国土交通省は、地方整備局で行っている総合評価落札方式の各種試行を7タイプに分類し、「本運用」「全国的な試行」「地方整備局での試行」のいずれかに位置付ける。地整ごとに取り組んできたさまざまな試行を類型化し全体的に捉え直すことで、より効果的な制度改善につなげる。これに伴い総合評価の運用ガイドラインを改正する。12月15日に有識者による懇談会を開き、改正方針案を提示した。
改正方針案では、本運用、全国試行、地整試行の考え方や、各地整でPDCAサイクルによる試行効果の検証を行うことを記載した。一つの試行タイプにつき5年ごとにPDCAによる検証を行うことも明記。各地整で検証した試行は、有識者の意見を踏まえ、必要に応じて本運用や全国試行への移行を本省で判断していくこととした。
現在、各地整で試行し一定程度の実績がある総合評価は全8タイプある。類型化に当たっては、8タイプのうち、直轄実績のない企業の新規参入を促す「チャレンジ型」と「自治体実績評価型」の2タイプを「新規参入促進型」にまとめ、全7タイプとする=表参照。
新規参入促進型については、過去5年間の実績件数(チャレンジ型と自治体実績評価型)が5000件を超えるとともに全地整で試行し、新規参入の効果も見られることから、本運用としていく。
残る6タイプのうち、地元下請け企業の育成を狙った「地元企業活用審査型」と、下請けに入る専門工事業者や配置技術者の実績を評価する「特定専門工事審査型」の2タイプは、全国的な試行を継続する。
災害活動実績や建設機械の保有を評価する「地域防災担い手確保型等」、技術者の能力評価などを省略する「企業能力評価型等」、優秀な技能者の配置を加点する「登録基幹技能者評価型等」、将来の担い手確保を狙った「若手・女性技術者活用型等」の4タイプは、地整ごとに試行中だが、実績を踏まえ、全国的な試行に新たに位置付ける。
試行の制度改善や統廃合は、地整ごとで運用ガイドラインを定め、試行の効果や課題の有無をフォローアップし、標準化や継続調査、見直し、廃止を行ってきた。

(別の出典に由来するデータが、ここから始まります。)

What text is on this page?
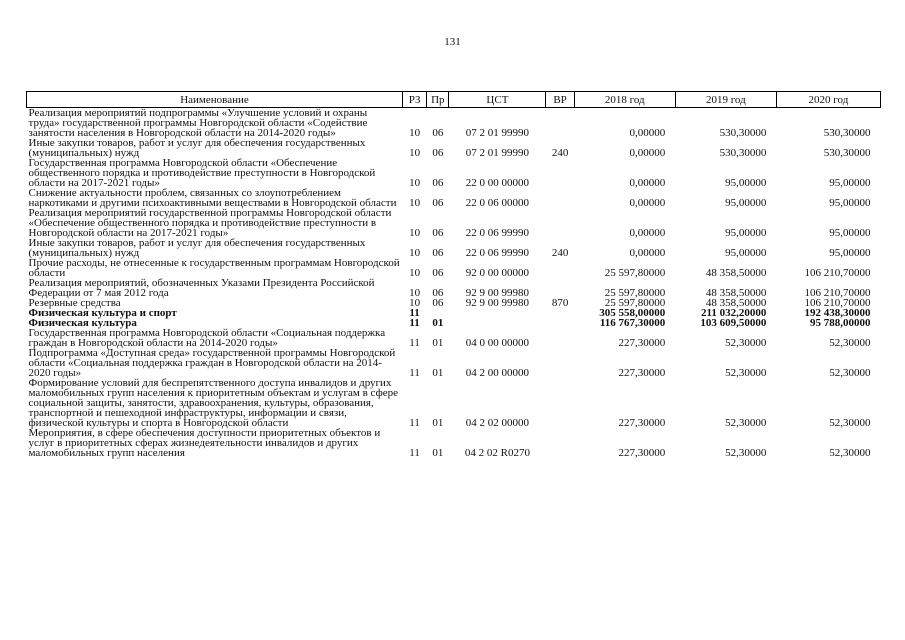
131
Наименование	РЗ	Пр	ЦСТ	ВР	2018 год	2019 год	2020 год
Реализация мероприятий подпрограммы «Улучшение условий и охраны труда» государственной программы Новгородской области «Содействие занятости населения в Новгородской области на 2014-2020 годы»	10	06	07 2 01 99990		0,00000	530,30000	530,30000
Иные закупки товаров, работ и услуг для обеспечения государственных (муниципальных) нужд	10	06	07 2 01 99990	240	0,00000	530,30000	530,30000
Государственная программа Новгородской области «Обеспечение общественного порядка и противодействие преступности в Новгородской области на 2017-2021 годы»	10	06	22 0 00 00000		0,00000	95,00000	95,00000
Снижение актуальности проблем, связанных со злоупотреблением наркотиками и другими психоактивными веществами в Новгородской области	10	06	22 0 06 00000		0,00000	95,00000	95,00000
Реализация мероприятий государственной программы Новгородской области «Обеспечение общественного порядка и противодействие преступности в Новгородской области на 2017-2021 годы»	10	06	22 0 06 99990		0,00000	95,00000	95,00000
Иные закупки товаров, работ и услуг для обеспечения государственных (муниципальных) нужд	10	06	22 0 06 99990	240	0,00000	95,00000	95,00000
Прочие расходы, не отнесенные к государственным программам Новгородской области	10	06	92 0 00 00000		25 597,80000	48 358,50000	106 210,70000
Реализация мероприятий, обозначенных Указами Президента Российской Федерации от 7 мая 2012 года	10	06	92 9 00 99980		25 597,80000	48 358,50000	106 210,70000
Резервные средства	10	06	92 9 00 99980	870	25 597,80000	48 358,50000	106 210,70000
Физическая культура и спорт	11				305 558,00000	211 032,20000	192 438,30000
Физическая культура	11	01			116 767,30000	103 609,50000	95 788,00000
Государственная программа Новгородской области «Социальная поддержка граждан в Новгородской области на 2014-2020 годы»	11	01	04 0 00 00000		227,30000	52,30000	52,30000
Подпрограмма «Доступная среда» государственной программы Новгородской области «Социальная поддержка граждан в Новгородской области на 2014-2020 годы»	11	01	04 2 00 00000		227,30000	52,30000	52,30000
Формирование условий для беспрепятственного доступа инвалидов и других маломобильных групп населения к приоритетным объектам и услугам в сфере социальной защиты, занятости, здравоохранения, культуры, образования, транспортной и пешеходной инфраструктуры, информации и связи, физической культуры и спорта в Новгородской области	11	01	04 2 02 00000		227,30000	52,30000	52,30000
Мероприятия, в сфере обеспечения доступности приоритетных объектов и услуг в приоритетных сферах жизнедеятельности инвалидов и других маломобильных групп населения	11	01	04 2 02 R0270		227,30000	52,30000	52,30000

PDCAによる検証を導入し、制度改善につなげてきた地整もある。こうした取り組みを体系化し本省の運用ガイドラインに反映する。
改正方針案では、総合評価の評価項目の概念も整理し、賃上げ実施企業への加点やワークライフバランス(WLB)推進認定企業への加点措置なども新たに記載する。23年1〜2月に改正作業を進め、本年度中の改正を目指す。